TPPA: Kiwis say it ainít over. Donít sign!
This weekend thousands of New Zealanders will join rallies, marches, picnics and protests at fourteen actions nationwide to call on the government to reject the TPPA.
"After six years of secrecy and government spin, we can now see what's in the TPPA. Buried in over 6000 pages of legal text are obligations that no government should sign up to," said It's Our Future spokesperson Barry Coates.
"The TPPA would mean that we give away sovereign powers from democratically elected governments to unaccountable foreign corporations. We say: don't sign."
Analysis of the final agreement is being undertaken by academics and researchers, through a rigorous peer reviewed process. A series of papers analysing the most crucial issues will be released over the forthcoming weeks.
"It is already apparent that the government has used spin, exaggeration and misleading information to try to sell the TPPA. The benefits are far less than we have been led to believe, the costs have largely been ignored and the restrictions on the rights of future governments to act in the public interest are utterly unacceptable," Barry Coates commented.
The struggle to stop the TPPA ain't over. TPPA negotiators have concluded an agreement but it won't be signed until February next year at the earliest. Presidential candidates and senior legislators, Democrats and Republicans, are already questioning whether the TPPA should be signed before the Presidential election or whether it will be signed at all.

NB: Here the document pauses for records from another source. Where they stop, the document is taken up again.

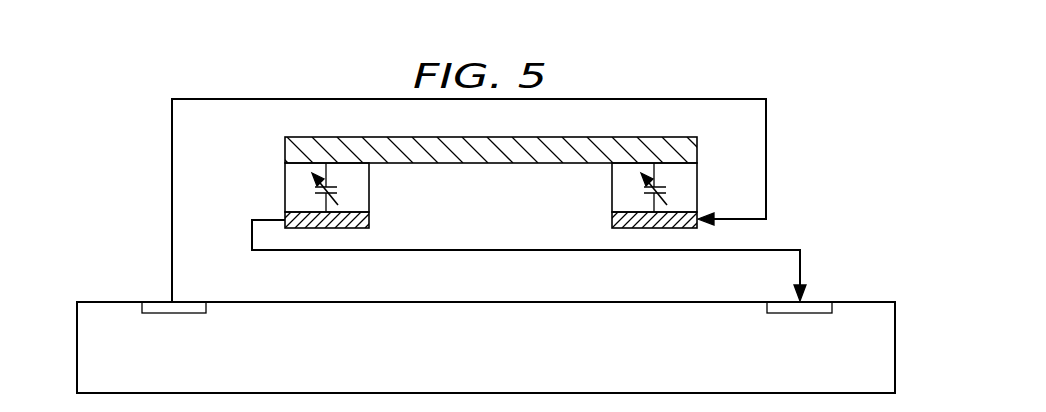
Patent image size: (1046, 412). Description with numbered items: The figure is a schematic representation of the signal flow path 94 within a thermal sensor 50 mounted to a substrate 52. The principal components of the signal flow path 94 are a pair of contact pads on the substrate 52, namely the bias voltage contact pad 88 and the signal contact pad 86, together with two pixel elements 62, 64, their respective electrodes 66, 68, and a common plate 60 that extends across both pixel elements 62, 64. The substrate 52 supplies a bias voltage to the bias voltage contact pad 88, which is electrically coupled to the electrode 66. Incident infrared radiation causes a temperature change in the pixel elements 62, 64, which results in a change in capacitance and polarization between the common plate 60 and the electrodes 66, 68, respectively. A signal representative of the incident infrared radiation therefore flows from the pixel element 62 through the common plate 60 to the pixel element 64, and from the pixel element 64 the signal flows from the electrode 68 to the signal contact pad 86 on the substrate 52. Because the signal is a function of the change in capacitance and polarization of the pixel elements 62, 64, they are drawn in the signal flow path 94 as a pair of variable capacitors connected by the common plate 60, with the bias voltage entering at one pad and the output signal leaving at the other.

The thermal sensor 50 is at (702, 75).
The substrate 52 is at (499, 376).
The common plate 60 is at (698, 148).
The pixel element 62 is at (698, 185).
The pixel element 64 is at (285, 185).
The electrode 66 is at (612, 220).
The electrode 68 is at (370, 222).
The signal contact pad 86 is at (782, 301).
The bias voltage contact pad 88 is at (151, 301).
The signal flow path 94 is at (305, 99).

This week, the Chairman of the powerful Senate Finance Committee, Orrin Hatch, called for the TPPA to be re-negotiated.
"The government has claimed that the TPPA is a 21st Century agreement. This could not be further from reality," said Coates.
"Instead, it is a desperate attempt to lock in the failed policies of the past. The TPPA will undermine our ability to meet the challenges of climate change, social equity, technological change, decent work and innovation in the years ahead."